Once again, farmers, who have been a symbol of previous protests in Greece have been blockading roads and border controls amid growing signs that they are pivoting towards yet another economic crisis. It was more than seven years ago that the Greek financial crisis first erupted and in keeping with all global debt crises, the solutions have been more austerity, tax increases and yet more bailouts to compound the very problems they claim they are trying to resolve.
Greece has somewhat been overshadowed by events in the UK, with regards to Brexit and in the US with the election of Donald Trump, but the grave situation it now find itself in has never gone away, except from making the usual headlines. Bailout negotiations between Athens and its creditors have predictably stalled again as they always do. In many senses it makes grand theatre as the financial world has previously pretended that the outcome could be a Greek default and ultimately a Grexit.
However, the western geopolitical landscape has changed out of all recognition, particularly in the aftermath of the Brexit vote and bond yields have soared in Greece recently, perhaps suggesting this time that a Grexit is now a distinct possibility. As nervous investors dumped bonds, the yields on two-year Greek government bonds has risen from 6% to 10% in less than two weeks.
The predictable alarm bells are ringing once again as prime minister, Alexis Tsipras was due for talks with Angela Merkel and other European leaders in Malta. There is fear amongst political commentators that things maybe very different this time around and that the governing party, Syriza may also be looking at the option of exiting the EU altogether.
Athens was told this week that further rescue funds would not be forthcoming until it concluded a compliance review of terms attached to their €86bn aid package. In July, Greece faces debt repayments of €7.4bn, raising the spectre of a default as state funds will have run dry by that point in time.
As ever, creditors are demanding yet more austerity once the current bailout expires, including further reductions in pensions, which have been cut 12 times already since the crisis began. They have also demanded that Greece cuts its tax-free threshold for personal income as the IMF farcically suggests it needs to do so to reach an unattainable goal of a primary surplus of 3.5% of GDP from 2018.
Tsipras is insisting that his government would not cave into these IMF demands but time will tell whether this is merely rhetoric to try to placate a parliament over which he has a slender majority. The delays are fuelling the fear of a Grexit like never before amid concerns of US policy under the Trump administration towards Greece and gathering momentum inside Germany that perhaps it is time to let Greece go.

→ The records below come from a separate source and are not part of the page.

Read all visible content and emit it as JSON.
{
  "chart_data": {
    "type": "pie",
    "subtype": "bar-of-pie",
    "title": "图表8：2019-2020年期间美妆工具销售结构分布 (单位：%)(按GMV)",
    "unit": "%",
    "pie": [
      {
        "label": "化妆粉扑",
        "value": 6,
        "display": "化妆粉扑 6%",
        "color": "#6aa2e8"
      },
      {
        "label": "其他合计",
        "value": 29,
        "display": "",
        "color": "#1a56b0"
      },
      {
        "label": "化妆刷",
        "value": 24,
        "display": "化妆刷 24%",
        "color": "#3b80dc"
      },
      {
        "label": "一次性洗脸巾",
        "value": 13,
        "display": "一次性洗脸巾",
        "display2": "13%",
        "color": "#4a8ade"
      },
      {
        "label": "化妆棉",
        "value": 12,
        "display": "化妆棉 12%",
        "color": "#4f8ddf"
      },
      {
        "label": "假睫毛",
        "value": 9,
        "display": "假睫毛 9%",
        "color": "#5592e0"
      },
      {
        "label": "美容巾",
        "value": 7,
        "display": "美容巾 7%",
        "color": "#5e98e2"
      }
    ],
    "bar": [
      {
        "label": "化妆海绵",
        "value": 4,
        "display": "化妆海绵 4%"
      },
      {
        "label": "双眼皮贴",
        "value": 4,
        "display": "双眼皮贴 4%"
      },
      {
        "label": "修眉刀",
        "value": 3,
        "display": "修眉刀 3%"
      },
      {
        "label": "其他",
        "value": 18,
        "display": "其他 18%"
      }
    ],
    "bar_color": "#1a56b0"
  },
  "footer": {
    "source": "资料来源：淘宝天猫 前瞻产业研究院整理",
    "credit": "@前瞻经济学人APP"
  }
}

As if to compound the very problem even the IMF are now suggesting that the Greek debt burden is unsustainable and likely to become explosive. It is of course incredulous that it has taken them this long to recognise the blindingly obvious.
When set against the backdrop of endless austerity and tax increases, one in three people now living below the poverty line and official unemployment figures of 23% and the non-repayment of household and business loans souring, the majority of Greeks are now saying they should have never joined the Euro.
From this author’s perspective when a nation has nothing left to lose, then they have nothing left to fear. Greece has essentially arrived at that juncture now and time will tell if this debt crisis will be the straw that breaks the camels back and finally the realisation that they need to let go of this insanity and leave the European Union.